During Seattle’s opening 11-game winless streak, Nairn credits those friends and relationships helped her out as a player.

“It wasn’t very easy competing against other teams when we didn’t have our national team players we kept coming up on the short end of the stick,” Nairn said. “They were the first to stay after practice or Hayley and I would go to practice early and train.”

It gave her the ability to face adversity and do her best to try to turn it around, never taking no for an answer. With the high expectations to get results, her mentality was to do what she knew how and let everything else take care of itself.

“I was surrounded by a lot of great players in Keelin Winters, Jess Fishlock and Lauren Barnes,” Nairn said. “All the pressure wasn’t on any single player it was divide amongst all of us, we were able to make a push towards the second half of the season.”

With those challenges behind her Nairn looks forward to creating chemistry with her Spirit teammates.

“Even though I’m new to this team I already know a bunch of the players,” Nairn said.  “I’ve played alongside Ashlyn Harris, Ali Krieger and Crystal Dunn during my time in and out of the national team.”

Nairn also played alongside Spirit defender Tori Pressley, a few years before her college career at Penn State. Knowing each other will be an advantage for the Spirit and on the field those relationships that have been built can translate into success.

“Winning has a lot to do with the coaching staff, if everyone can possess the same goal everyone has to buy in and to be on the same page,” Nairn said. “When we get together for preseason we need to hit the ground running.”

The Spirit will look for 2014 NWSL College Draft first overall pick Crystal Dunn and U.S. International Yael Averbuch to help shoulder the load.

“Having Crystal Dunn and Yael Averbuch means a ton going forward,” Nairn said. “They’re the type of players that not only are amazing but they have a great experience with national team and Yael has played overseas in Sweden.”

Their experience playing soccer at all levels is beneficial to the club. Nairn sees this upcoming season as an opportunity to build a brand name in the Washington Spirit.

“Hopefully we can start to compete with the fans and have as many as Portland does,” Nairn said. “I know DC has the second largest fan group in the league and why not try to compete with the best and it starts with players like Yael, Dunn and Krieger as well as the Canadian National team players.”

Nairn doesn’t know exactly how she’ll be utilized in Washington but she wants to be in a situation that helps the team win. Even though her natural position is attacking midfielder in the No.10 spot,  in Seattle she played all over the pitch spending time at outside back, center mid, and striker.

“My style is to play people through and really be the connecting piece going forward,” Nairn said.
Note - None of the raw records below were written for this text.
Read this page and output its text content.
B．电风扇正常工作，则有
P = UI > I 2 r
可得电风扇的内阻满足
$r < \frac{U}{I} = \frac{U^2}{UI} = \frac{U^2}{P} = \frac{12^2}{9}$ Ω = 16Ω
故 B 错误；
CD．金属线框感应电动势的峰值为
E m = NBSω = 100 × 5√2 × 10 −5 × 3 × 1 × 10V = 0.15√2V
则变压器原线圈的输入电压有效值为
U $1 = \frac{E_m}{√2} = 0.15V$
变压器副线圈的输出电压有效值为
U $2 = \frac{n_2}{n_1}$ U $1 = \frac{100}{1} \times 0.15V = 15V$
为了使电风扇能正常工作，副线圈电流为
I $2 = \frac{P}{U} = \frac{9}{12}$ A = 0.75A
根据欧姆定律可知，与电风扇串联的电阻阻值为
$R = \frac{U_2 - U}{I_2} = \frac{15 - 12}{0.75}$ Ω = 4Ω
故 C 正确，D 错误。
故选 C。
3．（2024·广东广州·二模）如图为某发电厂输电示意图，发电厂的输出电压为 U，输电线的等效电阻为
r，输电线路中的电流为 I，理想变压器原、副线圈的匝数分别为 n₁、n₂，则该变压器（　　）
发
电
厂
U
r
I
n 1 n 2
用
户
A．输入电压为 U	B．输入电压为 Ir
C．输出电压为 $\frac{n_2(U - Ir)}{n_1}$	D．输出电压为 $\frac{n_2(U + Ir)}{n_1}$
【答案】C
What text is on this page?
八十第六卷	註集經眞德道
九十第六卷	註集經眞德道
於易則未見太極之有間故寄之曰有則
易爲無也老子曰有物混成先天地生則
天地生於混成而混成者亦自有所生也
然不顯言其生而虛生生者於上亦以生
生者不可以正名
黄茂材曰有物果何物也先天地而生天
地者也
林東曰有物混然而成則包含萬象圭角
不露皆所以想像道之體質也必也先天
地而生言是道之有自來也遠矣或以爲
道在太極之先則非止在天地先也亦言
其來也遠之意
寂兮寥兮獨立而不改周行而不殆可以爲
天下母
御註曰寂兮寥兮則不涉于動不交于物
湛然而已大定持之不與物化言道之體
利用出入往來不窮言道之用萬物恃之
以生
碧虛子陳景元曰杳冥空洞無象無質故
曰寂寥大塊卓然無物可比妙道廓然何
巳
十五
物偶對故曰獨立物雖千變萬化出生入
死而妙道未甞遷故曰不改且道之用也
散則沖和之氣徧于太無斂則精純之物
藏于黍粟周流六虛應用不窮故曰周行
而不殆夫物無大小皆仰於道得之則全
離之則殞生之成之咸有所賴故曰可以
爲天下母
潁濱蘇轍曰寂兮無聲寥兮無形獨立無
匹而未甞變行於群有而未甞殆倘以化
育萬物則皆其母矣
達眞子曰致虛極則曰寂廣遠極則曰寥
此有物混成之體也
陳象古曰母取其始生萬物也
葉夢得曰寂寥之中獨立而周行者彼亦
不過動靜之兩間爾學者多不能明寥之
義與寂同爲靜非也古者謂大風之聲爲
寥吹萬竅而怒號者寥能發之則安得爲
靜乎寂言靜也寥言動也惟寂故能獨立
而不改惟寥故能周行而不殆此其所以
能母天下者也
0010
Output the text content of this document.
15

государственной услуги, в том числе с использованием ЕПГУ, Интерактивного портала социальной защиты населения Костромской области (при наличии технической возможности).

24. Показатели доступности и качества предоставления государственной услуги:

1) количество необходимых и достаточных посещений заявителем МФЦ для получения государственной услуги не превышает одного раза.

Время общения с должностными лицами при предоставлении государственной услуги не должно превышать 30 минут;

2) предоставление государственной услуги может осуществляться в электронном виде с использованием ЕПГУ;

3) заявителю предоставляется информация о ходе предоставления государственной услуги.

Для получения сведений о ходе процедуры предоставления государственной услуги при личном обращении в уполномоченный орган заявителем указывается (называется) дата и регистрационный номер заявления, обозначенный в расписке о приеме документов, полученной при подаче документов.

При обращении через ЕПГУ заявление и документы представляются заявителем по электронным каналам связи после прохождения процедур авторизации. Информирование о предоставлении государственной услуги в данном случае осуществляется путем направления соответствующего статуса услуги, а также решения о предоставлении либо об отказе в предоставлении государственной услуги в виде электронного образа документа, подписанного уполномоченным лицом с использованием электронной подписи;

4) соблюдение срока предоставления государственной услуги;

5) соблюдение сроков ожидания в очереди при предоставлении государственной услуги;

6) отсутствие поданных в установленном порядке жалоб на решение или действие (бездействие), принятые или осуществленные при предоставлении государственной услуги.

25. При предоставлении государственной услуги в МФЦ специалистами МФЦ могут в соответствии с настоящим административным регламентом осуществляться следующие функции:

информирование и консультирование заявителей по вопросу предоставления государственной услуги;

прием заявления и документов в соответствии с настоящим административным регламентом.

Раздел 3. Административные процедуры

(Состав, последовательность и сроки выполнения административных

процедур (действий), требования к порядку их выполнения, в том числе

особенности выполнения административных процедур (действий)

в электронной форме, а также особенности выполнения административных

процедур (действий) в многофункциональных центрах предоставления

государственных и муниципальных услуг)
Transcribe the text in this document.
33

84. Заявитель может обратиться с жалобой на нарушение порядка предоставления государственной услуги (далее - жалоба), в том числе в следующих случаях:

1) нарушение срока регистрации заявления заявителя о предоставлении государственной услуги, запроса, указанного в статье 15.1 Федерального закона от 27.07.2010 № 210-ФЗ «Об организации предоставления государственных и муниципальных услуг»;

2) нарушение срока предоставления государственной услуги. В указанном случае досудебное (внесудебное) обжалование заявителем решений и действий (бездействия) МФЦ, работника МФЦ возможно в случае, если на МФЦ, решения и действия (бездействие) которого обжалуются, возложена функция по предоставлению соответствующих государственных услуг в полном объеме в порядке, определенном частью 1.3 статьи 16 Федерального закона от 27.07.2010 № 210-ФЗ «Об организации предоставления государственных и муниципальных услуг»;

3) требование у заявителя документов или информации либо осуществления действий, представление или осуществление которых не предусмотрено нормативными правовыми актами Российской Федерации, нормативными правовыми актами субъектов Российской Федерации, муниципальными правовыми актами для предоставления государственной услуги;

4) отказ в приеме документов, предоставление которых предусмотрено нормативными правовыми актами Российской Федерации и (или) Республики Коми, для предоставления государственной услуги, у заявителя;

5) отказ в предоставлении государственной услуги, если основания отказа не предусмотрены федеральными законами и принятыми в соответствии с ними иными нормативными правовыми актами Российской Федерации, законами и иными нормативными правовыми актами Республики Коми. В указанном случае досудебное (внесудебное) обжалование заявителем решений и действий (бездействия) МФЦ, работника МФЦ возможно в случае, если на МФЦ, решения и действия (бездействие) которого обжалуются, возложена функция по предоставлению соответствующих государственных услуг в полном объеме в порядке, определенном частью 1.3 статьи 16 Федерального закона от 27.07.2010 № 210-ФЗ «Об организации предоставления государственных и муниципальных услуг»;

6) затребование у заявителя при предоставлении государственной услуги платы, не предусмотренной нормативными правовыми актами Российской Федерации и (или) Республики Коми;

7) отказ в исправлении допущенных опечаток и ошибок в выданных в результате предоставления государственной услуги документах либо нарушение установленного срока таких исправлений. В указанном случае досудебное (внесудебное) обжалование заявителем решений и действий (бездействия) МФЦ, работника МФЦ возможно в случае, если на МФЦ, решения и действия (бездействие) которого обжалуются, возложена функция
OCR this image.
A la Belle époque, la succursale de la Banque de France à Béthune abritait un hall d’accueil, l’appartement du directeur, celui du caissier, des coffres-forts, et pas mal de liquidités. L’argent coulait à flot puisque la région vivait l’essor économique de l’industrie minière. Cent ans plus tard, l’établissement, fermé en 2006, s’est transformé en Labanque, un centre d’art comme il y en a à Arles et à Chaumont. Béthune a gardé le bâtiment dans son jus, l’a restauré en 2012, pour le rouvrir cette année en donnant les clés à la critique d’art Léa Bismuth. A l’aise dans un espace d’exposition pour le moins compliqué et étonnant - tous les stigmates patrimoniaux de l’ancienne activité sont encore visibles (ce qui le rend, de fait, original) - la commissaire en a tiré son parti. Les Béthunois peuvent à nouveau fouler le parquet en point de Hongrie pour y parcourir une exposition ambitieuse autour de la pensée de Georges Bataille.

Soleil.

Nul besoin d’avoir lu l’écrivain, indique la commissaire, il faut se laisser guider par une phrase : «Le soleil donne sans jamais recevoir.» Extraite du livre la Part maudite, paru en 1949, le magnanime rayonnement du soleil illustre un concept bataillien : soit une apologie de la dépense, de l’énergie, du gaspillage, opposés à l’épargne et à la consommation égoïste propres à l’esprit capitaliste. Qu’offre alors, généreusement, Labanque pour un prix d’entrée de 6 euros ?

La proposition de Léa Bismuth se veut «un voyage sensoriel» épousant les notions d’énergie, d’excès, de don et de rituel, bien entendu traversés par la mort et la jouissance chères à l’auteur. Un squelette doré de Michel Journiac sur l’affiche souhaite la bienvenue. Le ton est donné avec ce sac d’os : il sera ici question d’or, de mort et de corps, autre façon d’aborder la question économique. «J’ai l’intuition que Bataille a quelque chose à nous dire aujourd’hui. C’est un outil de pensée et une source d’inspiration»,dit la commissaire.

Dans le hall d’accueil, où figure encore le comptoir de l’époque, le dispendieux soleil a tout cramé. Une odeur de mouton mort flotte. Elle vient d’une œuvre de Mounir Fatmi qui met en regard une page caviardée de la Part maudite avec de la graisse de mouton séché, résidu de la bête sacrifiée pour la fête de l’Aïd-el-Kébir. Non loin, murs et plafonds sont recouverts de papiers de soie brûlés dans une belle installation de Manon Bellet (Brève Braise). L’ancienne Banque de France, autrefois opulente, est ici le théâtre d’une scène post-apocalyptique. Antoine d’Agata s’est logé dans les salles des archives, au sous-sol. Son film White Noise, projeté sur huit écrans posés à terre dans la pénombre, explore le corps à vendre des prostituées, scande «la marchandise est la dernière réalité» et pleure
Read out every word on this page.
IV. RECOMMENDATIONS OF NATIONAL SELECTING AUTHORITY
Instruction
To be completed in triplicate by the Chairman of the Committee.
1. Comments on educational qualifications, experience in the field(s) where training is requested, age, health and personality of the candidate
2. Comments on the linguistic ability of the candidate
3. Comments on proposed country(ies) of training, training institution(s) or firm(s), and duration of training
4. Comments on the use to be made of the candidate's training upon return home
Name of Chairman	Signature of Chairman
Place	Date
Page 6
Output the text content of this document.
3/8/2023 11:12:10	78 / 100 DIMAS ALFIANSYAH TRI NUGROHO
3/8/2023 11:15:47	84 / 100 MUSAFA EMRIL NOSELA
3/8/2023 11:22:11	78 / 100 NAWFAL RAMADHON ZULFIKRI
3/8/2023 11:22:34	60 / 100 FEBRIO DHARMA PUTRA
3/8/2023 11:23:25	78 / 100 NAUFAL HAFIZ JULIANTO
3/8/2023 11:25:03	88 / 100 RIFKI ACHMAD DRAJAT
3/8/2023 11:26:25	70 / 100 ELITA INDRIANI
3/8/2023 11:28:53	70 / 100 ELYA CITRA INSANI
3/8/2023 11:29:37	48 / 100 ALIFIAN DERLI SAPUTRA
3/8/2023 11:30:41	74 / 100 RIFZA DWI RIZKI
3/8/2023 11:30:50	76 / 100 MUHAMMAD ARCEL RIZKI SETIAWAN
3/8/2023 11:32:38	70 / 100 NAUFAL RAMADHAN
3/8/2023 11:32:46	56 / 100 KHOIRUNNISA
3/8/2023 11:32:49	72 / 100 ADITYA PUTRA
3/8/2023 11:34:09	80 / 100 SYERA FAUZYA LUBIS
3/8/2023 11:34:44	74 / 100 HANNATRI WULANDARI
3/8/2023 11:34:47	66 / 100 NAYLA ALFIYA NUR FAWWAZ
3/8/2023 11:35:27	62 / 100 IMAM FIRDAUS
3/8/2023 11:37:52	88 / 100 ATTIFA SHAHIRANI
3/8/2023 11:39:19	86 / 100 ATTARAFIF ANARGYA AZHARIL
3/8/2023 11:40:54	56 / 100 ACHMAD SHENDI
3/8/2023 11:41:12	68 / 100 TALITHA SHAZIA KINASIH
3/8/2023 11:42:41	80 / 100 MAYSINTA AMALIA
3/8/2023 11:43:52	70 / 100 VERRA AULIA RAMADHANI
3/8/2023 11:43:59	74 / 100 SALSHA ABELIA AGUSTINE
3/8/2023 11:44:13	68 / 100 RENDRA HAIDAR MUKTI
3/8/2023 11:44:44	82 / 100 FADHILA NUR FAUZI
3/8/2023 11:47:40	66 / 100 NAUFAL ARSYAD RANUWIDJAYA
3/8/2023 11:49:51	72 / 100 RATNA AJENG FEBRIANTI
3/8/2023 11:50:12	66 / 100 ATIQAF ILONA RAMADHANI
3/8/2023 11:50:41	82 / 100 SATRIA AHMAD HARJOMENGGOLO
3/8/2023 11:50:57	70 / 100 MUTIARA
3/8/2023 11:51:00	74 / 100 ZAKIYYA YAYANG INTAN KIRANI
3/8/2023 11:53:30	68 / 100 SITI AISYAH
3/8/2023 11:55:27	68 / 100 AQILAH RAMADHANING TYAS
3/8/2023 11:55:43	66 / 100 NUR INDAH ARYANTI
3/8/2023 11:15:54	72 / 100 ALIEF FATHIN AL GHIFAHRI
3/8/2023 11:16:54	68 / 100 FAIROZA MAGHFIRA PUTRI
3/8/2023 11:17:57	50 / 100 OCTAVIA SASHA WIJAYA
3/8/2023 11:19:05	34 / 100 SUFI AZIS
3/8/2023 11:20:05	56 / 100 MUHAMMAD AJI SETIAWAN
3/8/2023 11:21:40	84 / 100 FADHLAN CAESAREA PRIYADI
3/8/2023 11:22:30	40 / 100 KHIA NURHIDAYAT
I’m always looking to get an assist. “At the end of the day if the team is performing and we’re winning that’s our goal so it’s whatever it takes.”

Besides a winning club, her goals for Washington scope outside the field of play.

“I want little girls in the stands to say I want to do this when I’m their age and this is my goal,” Nairn said.  “I want to help broaden the women’s game to make everyone know this league is here to stay, we’ll do whatever it takes to help it stay afloat and thrive.”